Brevard is home to hundreds of miles of the most technical backcountry singletrack anywhere, gorgeous Appalachian Mountain views, and more mountain biking infrastructure (including bike shops, rentals, guiding, races–you name it) than you can even take advantage of. The eats are top-notch with a unique southern flair, and the beer is world-class, with bigger breweries like Oskar Blues, Sierra Nevada, and New Belgium having moved into the area, in addition to the numerous local operations.

Must-ride trails include Dupont State Forest, Laurel Mountain, and Black Mountain.

Grand Valley, Colorado

18 Road Trails. Rider: Nancy Anderson. Photo: Scott Anderson.
18 Road Trails. Rider: Nancy Anderson.

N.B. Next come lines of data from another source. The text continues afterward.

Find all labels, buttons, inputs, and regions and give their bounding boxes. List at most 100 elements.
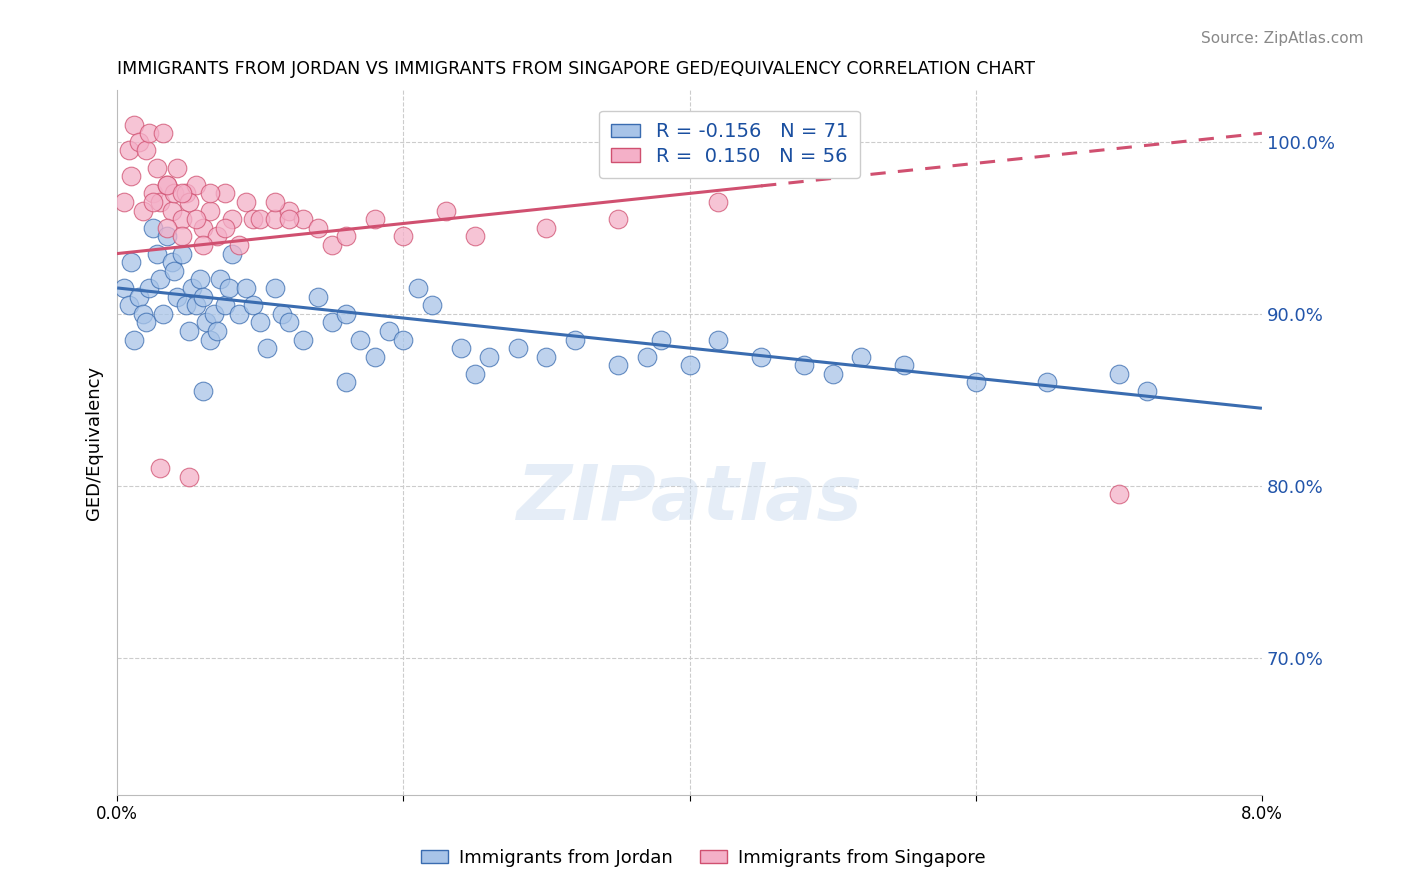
Point	[434, 203, 457, 218]
Point	[263, 194, 285, 209]
Point	[292, 333, 315, 347]
Point	[198, 186, 221, 201]
Point	[364, 212, 387, 227]
Point	[228, 238, 250, 252]
Point	[166, 289, 188, 303]
Point	[965, 376, 987, 390]
Point	[138, 281, 160, 295]
Point	[214, 220, 236, 235]
Point	[191, 384, 214, 398]
Point	[307, 289, 329, 303]
Point	[121, 255, 143, 269]
Point	[270, 307, 292, 321]
Point	[292, 212, 315, 227]
Point	[678, 359, 700, 373]
Point	[277, 203, 299, 218]
Point	[138, 126, 160, 140]
Point	[132, 307, 155, 321]
Point	[406, 281, 429, 295]
Point	[364, 350, 387, 364]
Point	[228, 307, 250, 321]
Point	[163, 264, 186, 278]
Point	[793, 359, 815, 373]
Point	[207, 229, 229, 244]
Point	[242, 298, 264, 312]
Point	[235, 281, 257, 295]
Point	[146, 161, 169, 175]
Point	[1108, 367, 1130, 381]
Point	[392, 229, 415, 244]
Point	[420, 298, 443, 312]
Point	[335, 307, 357, 321]
Point	[156, 220, 179, 235]
Point	[194, 315, 217, 329]
Point	[166, 161, 188, 175]
Point	[321, 315, 343, 329]
Point	[184, 212, 207, 227]
Point	[249, 315, 271, 329]
Point	[146, 246, 169, 260]
Point	[149, 194, 172, 209]
Point	[207, 324, 229, 338]
Point	[142, 186, 165, 201]
Text: ZIPatlas: ZIPatlas	[516, 462, 862, 536]
Point	[821, 367, 844, 381]
Point	[392, 333, 415, 347]
Point	[112, 194, 135, 209]
Point	[536, 220, 558, 235]
Point	[135, 144, 157, 158]
Point	[607, 359, 630, 373]
Point	[198, 203, 221, 218]
Point	[184, 178, 207, 192]
Point	[184, 298, 207, 312]
Point	[378, 324, 401, 338]
Point	[149, 461, 172, 475]
Point	[209, 272, 232, 286]
Point	[177, 324, 200, 338]
Point	[124, 118, 146, 132]
Point	[263, 212, 285, 227]
Point	[128, 135, 150, 149]
Point	[221, 212, 243, 227]
Point	[277, 212, 299, 227]
Point	[128, 289, 150, 303]
Legend: Immigrants from Jordan, Immigrants from Singapore: Immigrants from Jordan, Immigrants from …	[413, 842, 993, 874]
Point	[506, 341, 529, 355]
Point	[335, 376, 357, 390]
Point	[174, 186, 197, 201]
Point	[160, 255, 183, 269]
Point	[152, 126, 174, 140]
Point	[478, 350, 501, 364]
Point	[893, 359, 915, 373]
Point	[235, 194, 257, 209]
Point	[112, 281, 135, 295]
Point	[464, 367, 486, 381]
Point	[180, 281, 202, 295]
Point	[177, 470, 200, 484]
Point	[188, 272, 211, 286]
Point	[121, 169, 143, 184]
Point	[214, 186, 236, 201]
Point	[749, 350, 772, 364]
Point	[707, 194, 730, 209]
Point	[221, 246, 243, 260]
Point	[170, 229, 193, 244]
Point	[152, 307, 174, 321]
Point	[149, 272, 172, 286]
Point	[851, 350, 873, 364]
Point	[249, 212, 271, 227]
Point	[191, 220, 214, 235]
Point	[349, 333, 371, 347]
Point	[117, 144, 139, 158]
Point	[117, 298, 139, 312]
Point	[218, 281, 240, 295]
Point	[191, 289, 214, 303]
Point	[536, 350, 558, 364]
Point	[1136, 384, 1159, 398]
Point	[707, 333, 730, 347]
Point	[564, 333, 586, 347]
Point	[450, 341, 472, 355]
Point	[156, 229, 179, 244]
Text: Source: ZipAtlas.com: Source: ZipAtlas.com	[1201, 31, 1364, 46]
Point	[170, 186, 193, 201]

Photo: Scott Anderson.

The Grand Valley is a geographic region on the Western Slope of Colorado that encompasses the towns of Grand Junction, Fruita, Loma, and Palisade.

On our previous list, we used the label “Fruita” to include all of the Grand Valley, but that’s quite honestly a misnomer, as there are plenty of top-notch trails located in Grand Junction, Palisade, Loma, and in the middle of friggin’ nowhere (Rabbit Valley, anyone?) that all comprise this destination.

While this region has long been ranked as a top-level destination, the folks in the Grand Valley continue to build trails and improve the mountain bike offerings, and as tourism has increased, so has the infrastructure like restaurants and micro-breweries to support it.

The closest ski resort to the Grand Valley is Powderhorn, located up on the Grand Mesa. While Powderhorn doesn’t nearly have the quality of natural snow or terrain that most other Colorado resorts offer, they’ve just opened two brand-new downhill mountain biking trails, to capitalize on the region’s ever-increasing mountain bike tourism… and they plan to build even more!

Must-ride trails include Kokopelli-Area Trails, the Lunch Loops, and 18 Road Trails.

Bend, Oregon

Mount Bachelor Bike Park. Photo: Aran Eversman
Mount Bachelor Bike Park. Photo: Aran Eversman

While some riders can’t stand Bend‘s classic “moon dust” conditions, ongoing trail expansion can’t be denied, and Bend is now, without a doubt, one of the top destinations in the nation.

More singletrack keeps getting added to Bend’s hundreds of miles of trails (which are almost all accessible from right in town… depending on your fitness level), and mountain bike infrastructure like an in-town dirt jump and skills park, expert guiding from Cog Wild, and tons of bike shops are all critical critical to Bend’s success. Also helping put Bend over the top is the inaugural opening of the Mount Bachelor downhill mountain bike park just a couple of years ago, already boasting a wide array of trails.

If you like to drink beer after a ride, as most mountain bikers are wont to do, there’s no better place than Bend: this town of 100,000 is currently home to 22 micro breweries, and there are an additional 7 in the communities that surround Bend.

Must-ride trails include Phil’s Area, Tiddlywinks, and North Fork.

Sun Valley, Idaho

Photo: Ray J. Gadd – Visit Sun Valley
Photo: Ray J. Gadd – Visit Sun Valley

While some of the trail access losses near Sun Valley, Idaho have been well-publicized, the riding closer to the towns of Sun Valley and Ketchum continues to get better and better. According to Ray Gadd of Visit Sun Valley, “Sun Valley offers in excess of 400 miles singletrack within area and upwards of 700 miles if you factor in the surrounding reaches.” While that’s a ton of mileage, development continues in the area, both for classic trail riding and downhilling at the resort.

Mountain bikers can take advantage of the well-developed infrastructure thanks to Sun Valley’s storied history as a downhill skiing destination, with tons of restaurants, bike shops, and at least three breweries.

Must-ride trails include Greenhorn Gulch/Imperial Gulch, Adam’s Gulch Loop, and Fox Creek to Chocolate Gulch.